Era toda una distinción ser la debutante más hermosa y deseable del mercado matrimonial del siglo, a la vez que la mujer más odiada de Inglaterra. Curiosamente, Ophelia Reid se había esforzado en ganar ambas distinciones. Era su perdición ser tan bella, porque las personas que la rodeaban se comportaban como consumados idiotas.

Los reunidos en Summers Glade, la finca rural del marqués de Birmingdale, no eran diferentes. Ophelia se detuvo en lo alto de la gran escalinata. Esperaba encontrar el vestíbulo vacío, pero no hubo suerte. Al parecer, muchos de los que habían venido para asistir a su boda con el heredero del marqués estaban congregados allí abajo y algunos, que por lo visto ya sabían que la boda se había cancelado, se disponían a partir. Otros parecían confusos y charlaban animadamente. Sin embargo, en el instante en que Ophelia apareció todas las miradas se volvieron hacia ella y, como de costumbre, empezaron los murmullos.

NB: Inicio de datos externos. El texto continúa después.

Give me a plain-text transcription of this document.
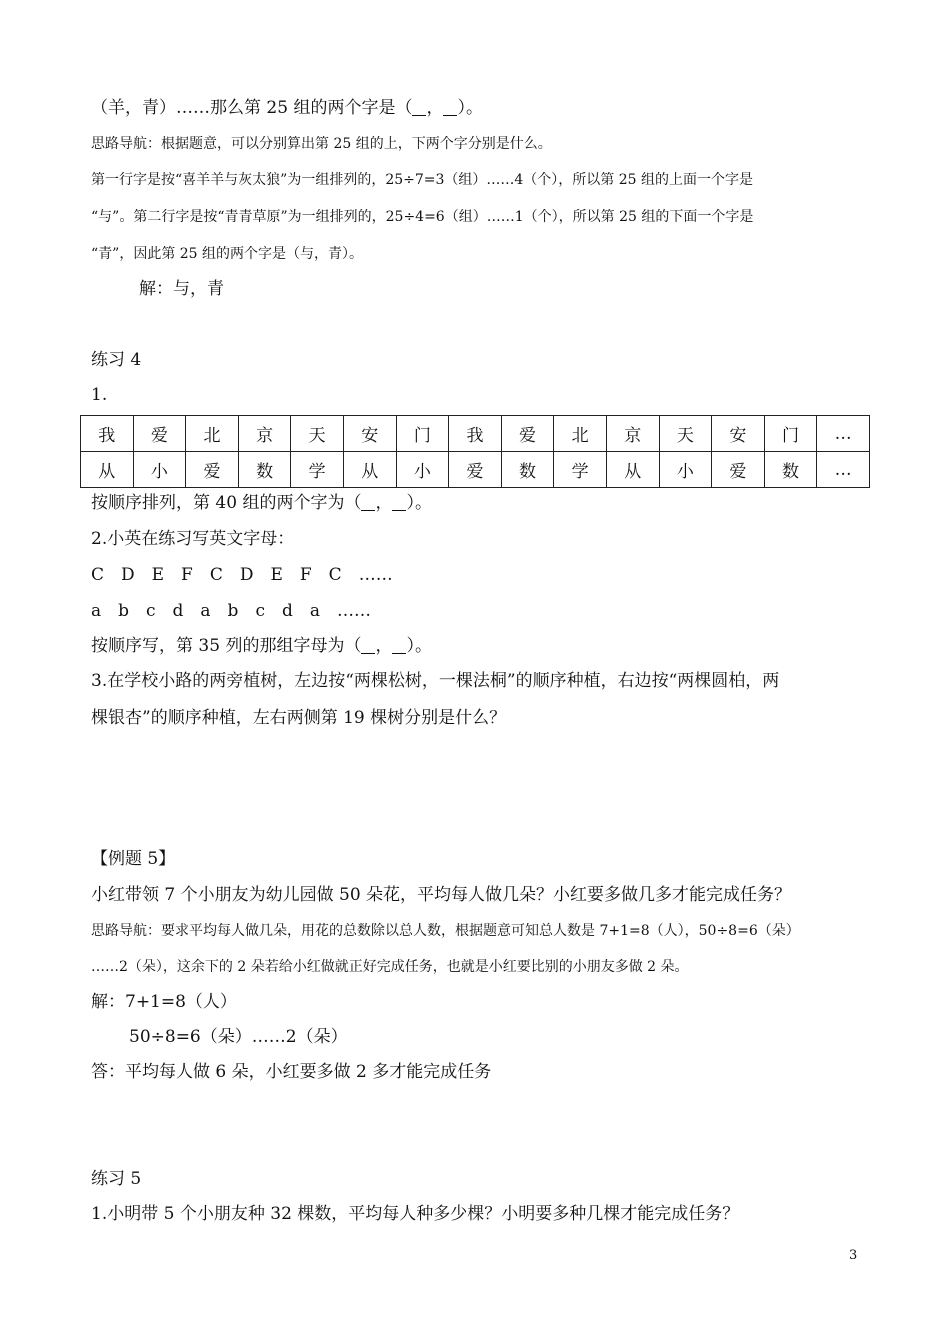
（羊，青）……那么第 25 组的两个字是（ ， ）。
思路导航：根据题意，可以分别算出第 25 组的上，下两个字分别是什么。
第一行字是按“喜羊羊与灰太狼”为一组排列的，25÷7=3（组）……4（个），所以第 25 组的上面一个字是
“与”。第二行字是按“青青草原”为一组排列的，25÷4=6（组）……1（个），所以第 25 组的下面一个字是
“青”，因此第 25 组的两个字是（与，青）。
解：与，青
练习 4
1.
我	爱	北	京	天	安	门	我	爱	北	京	天	安	门	…
从	小	爱	数	学	从	小	爱	数	学	从	小	爱	数	…
按顺序排列，第 40 组的两个字为（ ， ）。
2.小英在练习写英文字母：
C　D　E　F　C　D　E　F　C　……
a　b　c　d　a　b　c　d　a　……
按顺序写，第 35 列的那组字母为（ ， ）。
3.在学校小路的两旁植树，左边按“两棵松树，一棵法桐”的顺序种植，右边按“两棵圆柏，两
棵银杏”的顺序种植，左右两侧第 19 棵树分别是什么？
【例题 5】
小红带领 7 个小朋友为幼儿园做 50 朵花，平均每人做几朵？小红要多做几多才能完成任务？
思路导航：要求平均每人做几朵，用花的总数除以总人数，根据题意可知总人数是 7+1=8（人），50÷8=6（朵）
……2（朵），这余下的 2 朵若给小红做就正好完成任务，也就是小红要比别的小朋友多做 2 朵。
解：7+1=8（人）
50÷8=6（朵）……2（朵）
答：平均每人做 6 朵，小红要多做 2 多才能完成任务
练习 5
1.小明带 5 个小朋友种 32 棵数，平均每人种多少棵？小明要多种几棵才能完成任务？
3
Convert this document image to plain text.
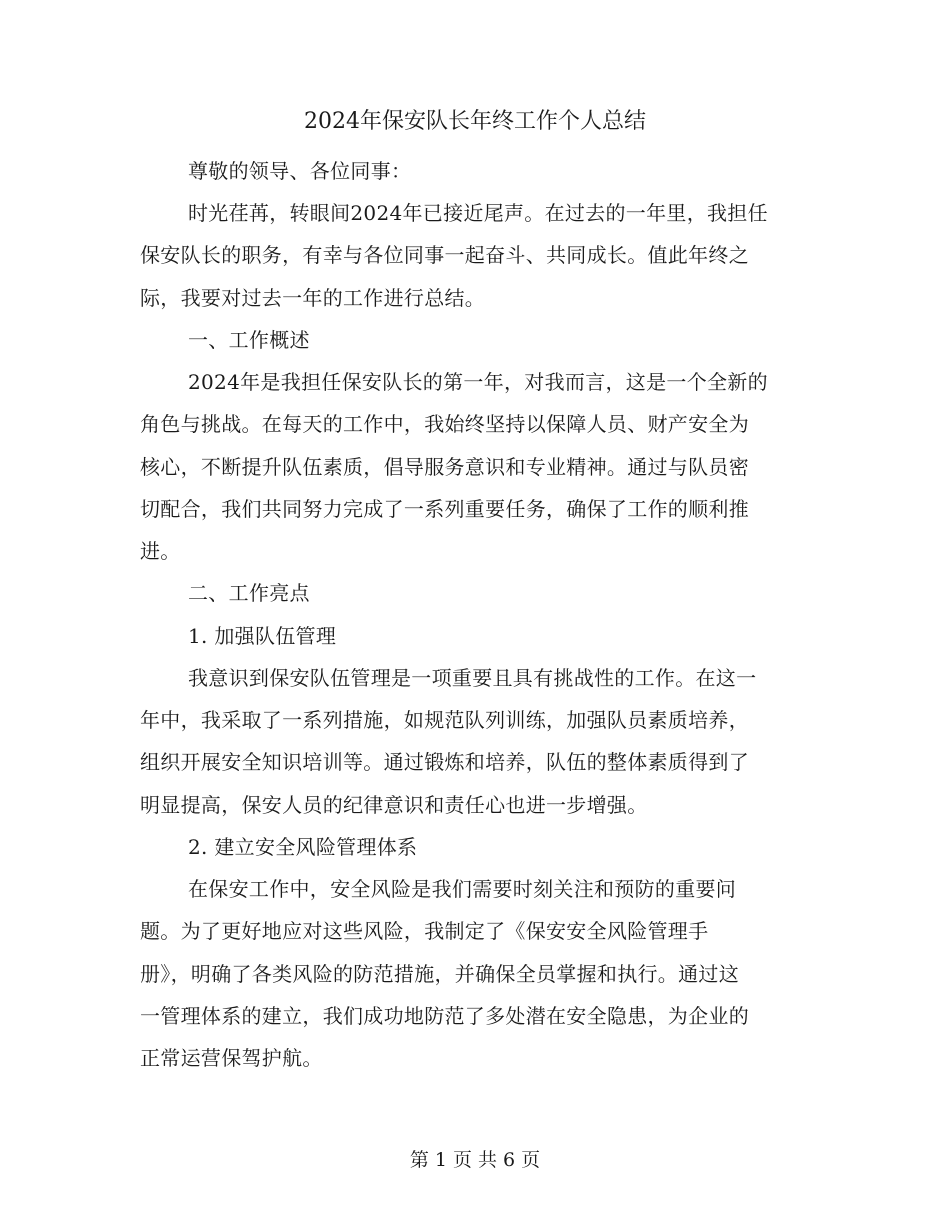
2024年保安队长年终工作个人总结
尊敬的领导、各位同事：
时光荏苒，转眼间2024年已接近尾声。在过去的一年里，我担任
保安队长的职务，有幸与各位同事一起奋斗、共同成长。值此年终之
际，我要对过去一年的工作进行总结。
一、工作概述
2024年是我担任保安队长的第一年，对我而言，这是一个全新的
角色与挑战。在每天的工作中，我始终坚持以保障人员、财产安全为
核心，不断提升队伍素质，倡导服务意识和专业精神。通过与队员密
切配合，我们共同努力完成了一系列重要任务，确保了工作的顺利推
进。
二、工作亮点
1. 加强队伍管理
我意识到保安队伍管理是一项重要且具有挑战性的工作。在这一
年中，我采取了一系列措施，如规范队列训练，加强队员素质培养，
组织开展安全知识培训等。通过锻炼和培养，队伍的整体素质得到了
明显提高，保安人员的纪律意识和责任心也进一步增强。
2. 建立安全风险管理体系
在保安工作中，安全风险是我们需要时刻关注和预防的重要问
题。为了更好地应对这些风险，我制定了《保安安全风险管理手
册》，明确了各类风险的防范措施，并确保全员掌握和执行。通过这
一管理体系的建立，我们成功地防范了多处潜在安全隐患，为企业的
正常运营保驾护航。
第 1 页 共 6 页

Quizá la gente allí abajo tuviera la impresión de que ella se disponía a hacer su gran entrada. Le gustaba hacerlo y tenía mucha práctica en ello. Pero esta vez no. Se trataba más bien de una gran salida, aunque no por decisión propia. Hubiera preferido pasar inadvertida.

—¿Cuándo me contarás lo que pasó? —preguntó su doncella, Sadie O’Donald, apostada a su lado.

—Nunca —respondió Ophelia con rigidez.

—Pero se supone que hoy os casabais.

Como si Ophelia pudiera olvidar ese hecho espantoso. Ése, no obstante, no era el momento apropiado para hablar del tema. Dijo:

—Calla, tenemos público, por si no te has dado cuenta.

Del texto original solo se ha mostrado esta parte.